2 cougar sightings reported in Del.|jon_downes|jon@cfz.org.uk|01/13/05 at 13:18:39|jon_downes|xx|0||
2 cougar sightings reported in Del.
One near Rockland, one at Lums Pond

MELISSA TYRRELL / The News Journal

It's a jungle out there.

Days after animal control officers captured an exotic canine near New Castle, state park officials received two reports of the First State's favorite mystery creature: the roving cougar.

Dozens of Delawareans have reported cougar sightings over the past decade. No one has reported a confrontation or injury so far, said Rob Line, a natural areas program manager for the state Department of Natural Resources and Environmental Control.

Bill Matthews of Rockland - where a cougar was seen stalking deer on the DuPont Country Club golf course in the mid-1990s - reported Monday that he saw a cougarlike critter about 12:10 a.m. at Del. 100 and Del. 92.

Matthews watched a big, tawny animal with a long tail cross the intersection near the entrance to Brandywine Creek State Park, near Rockland. He thought it was a big dog but then watched it pounce onto the wall of a bridge and bound into the ravine.

"That was a very un-doglike thing to do," said his wife, Colleen Matthews. She related the tale for her husband, who went on a business trip the same day.

A couple of days earlier, Line said, the department received a report that a cougar was seen at Lums Pond, south of Glasgow and 15 miles away as the crow flies.

If Delaware were a frontier state, Line said, a lone cougar could travel that territory in a matter of days with no problem.

"But to go over [Del.] 896, U.S. 40, I-95 and Route 4 and all that to get up there and stay alive? I doubt it," Line said. Line said his department receives scattered cougar sightings each year.

It is likely a cougar - or two - could be loose in Delaware if someone who had the creature as an exotic pet set one free, he said.

"Why you would want to own one is beyond me," he said, adding it's more likely folks are seeing bobcats or other animals.

As for the canine, the animal captured by SPCA officers on Friday turned out to be a "high degree of coyote," said John E. Caldwell, executive director of the Delaware SPCA.

The animal was first spotted sunning itself on a U.S. 13 median by a truck driver. It was captured nearby after a five-hour struggle to shoo it, then flush it, from a drainage pipe.

"It's doing fine, still skittish with this environment and the dogs barking in the background," said Caldwell, who had several experts examine the animal to determine it's mostly a coyote, not a wolf. "It's very difficult to determine if it's 100 percent pure."
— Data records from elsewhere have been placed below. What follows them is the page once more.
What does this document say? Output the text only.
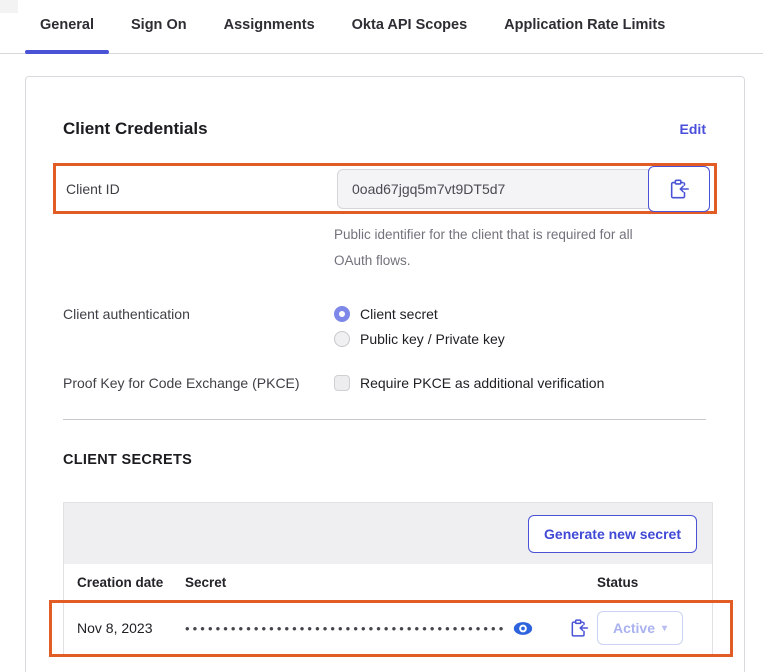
General	Sign On	Assignments	Okta API Scopes	Application Rate Limits
Client Credentials	Edit
Client ID
0oad67jgq5m7vt9DT5d7
Public identifier for the client that is required for all
OAuth flows.
Client authentication	Client secret
Public key / Private key
Proof Key for Code Exchange (PKCE)	Require PKCE as additional verification
CLIENT SECRETS
Generate new secret
Creation date	Secret	Status
Nov 8, 2023	••••••••••••••••••••••••••••••••••••••••••	Active ▾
Caldwell said he's working to place the animal or release it somewhere within a few days. He said last week that the animal, which was captured from the highway for its own safety, would not be euthanized.

Caldwell knew of one other coyote sighting in the state: an animal struck by a car a few years ago.

Line said all sorts of animals are migrating east, but from a great distance west.

Reports show that mountain lions are Atlantic-bound - but they're still much closer to the Rocky Mountains.

"I wonder what's going on," Line said. "The coyote are here and the black bear are coming."